Gastronomía

La Cabrera: parrilla bonaerense en la milla del chuletón

Situado en Velázquez, la carne habla con acento argentino. Convierte el asado en ceremonia integral: ambiente y liturgia compartida

El chuletón vasco acaba hermanado con la entraña pampera
El chuletón vasco acaba hermanado con la entraña pamperaLRM

El humo de la carne tiene la virtud de ser memoria y bandera. Desde Guipúzcoa, donde el chuletón es religión civil, hasta las brasas de cualquier merendero mesetario, el fuego ha sido siempre ágora y confesionario. Madrid, tan dada al mestizaje, se ha apropiado con descaro de la parrilla vasca y la ha puesto a bailar al ritmo de la capital. Pero la ciudad no se conforma con el chuletón de manual: ahora acoge, en plena calle Velázquez, un templo que suena a tango y huele a asado porteño. Su nombre: La Cabrera.

Nació en Palermo, Buenos Aires, bajo el magisterio de Gastón Riveira, que convirtió el asado en ceremonia integral: carne, ambiente y liturgia compartida. De allí dio el salto a medio mundo y, en 2023, recaló en Madrid de la mano del Grupo Los Lirios, con José Luis Ansoleaga como padrino. El cartel no podía ser más redondo: en listas como World’s Best Steak Restaurants figura entre las mejores parrillas del planeta, y en la capital quiere demostrar que el ritual argentino puede reproducirse sin perder un gramo de autenticidad.

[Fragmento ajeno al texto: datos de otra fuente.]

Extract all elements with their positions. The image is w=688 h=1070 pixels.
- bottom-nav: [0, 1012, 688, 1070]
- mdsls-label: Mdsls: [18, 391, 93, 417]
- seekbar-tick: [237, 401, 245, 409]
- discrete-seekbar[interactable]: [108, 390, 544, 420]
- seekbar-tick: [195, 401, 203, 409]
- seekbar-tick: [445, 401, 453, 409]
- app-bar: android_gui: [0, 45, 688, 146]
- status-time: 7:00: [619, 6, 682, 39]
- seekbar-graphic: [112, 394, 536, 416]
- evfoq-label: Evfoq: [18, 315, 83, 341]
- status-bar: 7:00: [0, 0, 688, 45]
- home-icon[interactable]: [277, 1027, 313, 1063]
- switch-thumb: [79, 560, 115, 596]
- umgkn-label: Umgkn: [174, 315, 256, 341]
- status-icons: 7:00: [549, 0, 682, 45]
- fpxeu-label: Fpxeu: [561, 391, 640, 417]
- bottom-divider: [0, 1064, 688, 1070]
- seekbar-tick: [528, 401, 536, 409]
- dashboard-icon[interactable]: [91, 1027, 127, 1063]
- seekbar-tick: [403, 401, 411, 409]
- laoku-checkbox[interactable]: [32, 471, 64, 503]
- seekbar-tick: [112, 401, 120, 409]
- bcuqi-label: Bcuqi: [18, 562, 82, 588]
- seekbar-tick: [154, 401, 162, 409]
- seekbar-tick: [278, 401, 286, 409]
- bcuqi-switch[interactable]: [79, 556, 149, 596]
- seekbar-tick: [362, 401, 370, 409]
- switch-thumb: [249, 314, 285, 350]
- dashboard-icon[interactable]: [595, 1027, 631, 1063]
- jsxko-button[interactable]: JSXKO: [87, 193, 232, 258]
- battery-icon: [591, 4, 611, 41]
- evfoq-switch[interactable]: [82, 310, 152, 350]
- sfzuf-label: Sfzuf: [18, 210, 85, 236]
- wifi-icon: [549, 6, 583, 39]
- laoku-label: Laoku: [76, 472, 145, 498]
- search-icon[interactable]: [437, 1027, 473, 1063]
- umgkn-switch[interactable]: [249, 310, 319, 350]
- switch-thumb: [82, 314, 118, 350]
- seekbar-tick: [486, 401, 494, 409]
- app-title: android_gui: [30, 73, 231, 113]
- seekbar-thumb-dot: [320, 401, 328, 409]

El local se viste con pared de ladrillo, objetos antiguos y guiños futboleros, como un club social de barrio porteño trasladado al barrio de Salamanca. Aquí la carne habla con acento bonaerense y pedigrí pampeano: Angus y Wagyu seleccionados en Argentina por proveedores de raza, Muge y Exal, que llevan más de tres décadas afinando reses premium. Cortes emblemáticos –entraña, vacío de centro, ojo de bife, bife de chorizo– llegan con trapío. A ellos se suman gigantes para compartir, Tomahawk y T-Bone, y, como contrapunto, chuletones gallegos madurados al seco, porque Madrid nunca renuncia a su mestizaje carnívoro.

El asado argentino no es solo carne. Es compañía, es guarnición que conversa, es mesa larga. Aquí no faltan la empanada de carne, la provoleta chisporroteante, los pimientos del piquillo que se caramelizan suavemente en parrilla, ni las salsas de rigor: chimichurri y criolla. Las patatas fritas naturales completan el cuadro, junto a ensaladas frescas. En el epílogo, dulce de leche en todas sus declinaciones: flan, panqueque o chocotorta, con helado casero como alivio goloso.

La bodega refuerza el viaje transoceánico con unas setenta referencias. El Malbec, claro, es santo y seña, aunque se arropa con vinos españoles y algunas etiquetas chilenas. El servicio de sala juega con la complicidad de los sumilleres, que recomiendan según el corte y el punto de la carne, cuidando temperatura y descorche. Y para los que prefieren copa larga, hay coctelería de autor: el «Tererétonic» con mate y cítricos, el «Piscollins» de pisco y manzanilla, junto a clásicos como mojito o caipiriña.

La Cabrera no es un asador más en Madrid, sino una embajada gastronómica que celebra el asado como rito cultural. Entre humo y sobremesa, se entiende que la parrilla no distingue fronteras: es liturgia universal, capaz de hermanar al chuletón vasco con la entraña pampeana. Porque el fuego, ya lo dijo Cunqueiro, es la más antigua de las cocinas y la más humana de las músicas.